Mas, na verdade, falta um instrumento de apoio à gestão ativa da floresta, que permita dar escala às intervenções, nomeadamente nas ZIF de minifúndio, com financiamento no âmbito do Fundo Ambiental, com uma ajuda financeira convencionada (ajuda forfetária) de médio prazo (10 anos), única forma de cumprir os objetivos traçados no Programa Nacional de Gestão Integrada de Fogos Rurais, nomeadamente ao nível da gestão de combustíveis. É importante para o futuro da floresta que tal aconteça independentemente da espécie em presença e tendo em conta, essencialmente, a geração de valor público.

A inovação institucional é um elemento-chave para inverter algumas das tendências pesadas das áreas rurais – alterações climáticas, desvitalização demográfica, abandono da terra, polarização e intensificação agrícola e florestal, sendo crucial um novo conceito de gestão do território rural. Mas o domínio da inovação tecnológica dos processos está, também, a sofrer uma revolução a que o sector florestal português não pode ser alheio. Novos instrumentos de planeamento, novos equipamentos operacionais, em que a transformação digital e, em particular, a inteligência artificial, tudo vai mudar.

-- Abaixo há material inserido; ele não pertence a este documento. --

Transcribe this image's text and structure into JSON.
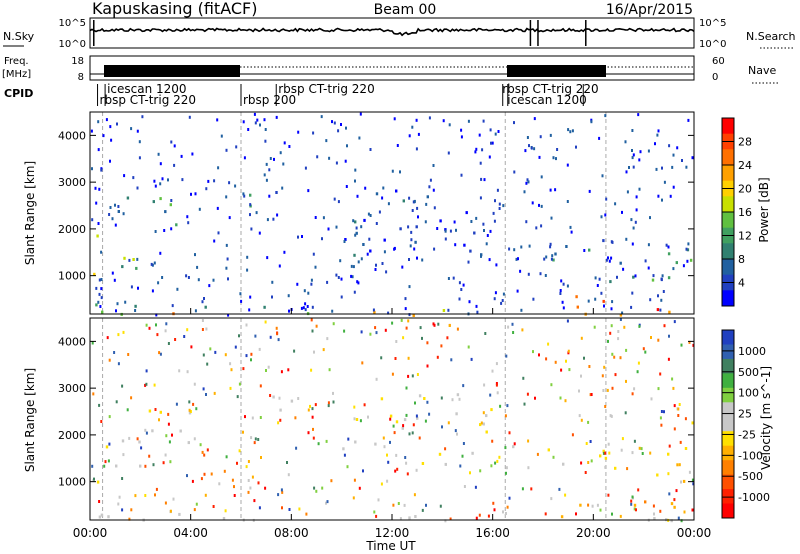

O trabalho desenvolvido pelo Colab ForestWise é assinalável, devendo constituir-se como referencial para o ecossistema de inovação florestal nacional.

Para o fim deixamos a intervenção das políticas públicas. Há muito que percebemos que na política florestal a arquitetura normativa prevalece face à engenharia dos processos. Promovem-se programas cheios de boas intenções e parcos resultados. As razões desta dissonância entre o que se quer fazer e o que realmente se consegue fazer tem a ver com a difícil contagem do tempo para passar à ação e a imprevisibilidade das políticas no tempo-cronológico dos programas. O tempo é o elemento crucial para dar assertividade e credibilidade às políticas públicas. E onde quase sempre se falha.

* Professor na Universidade do Algarve e consultor na área de políticas públicas de desenvolvimento regional, ambiente, agricultura e florestas. Anteriormente, desempenhou vários cargos públicos, incluindo, entre outros, o de Secretário Estado das Florestas e do Desenvolvimento Rural. Artigo publicado originalmente em Florestas.pt.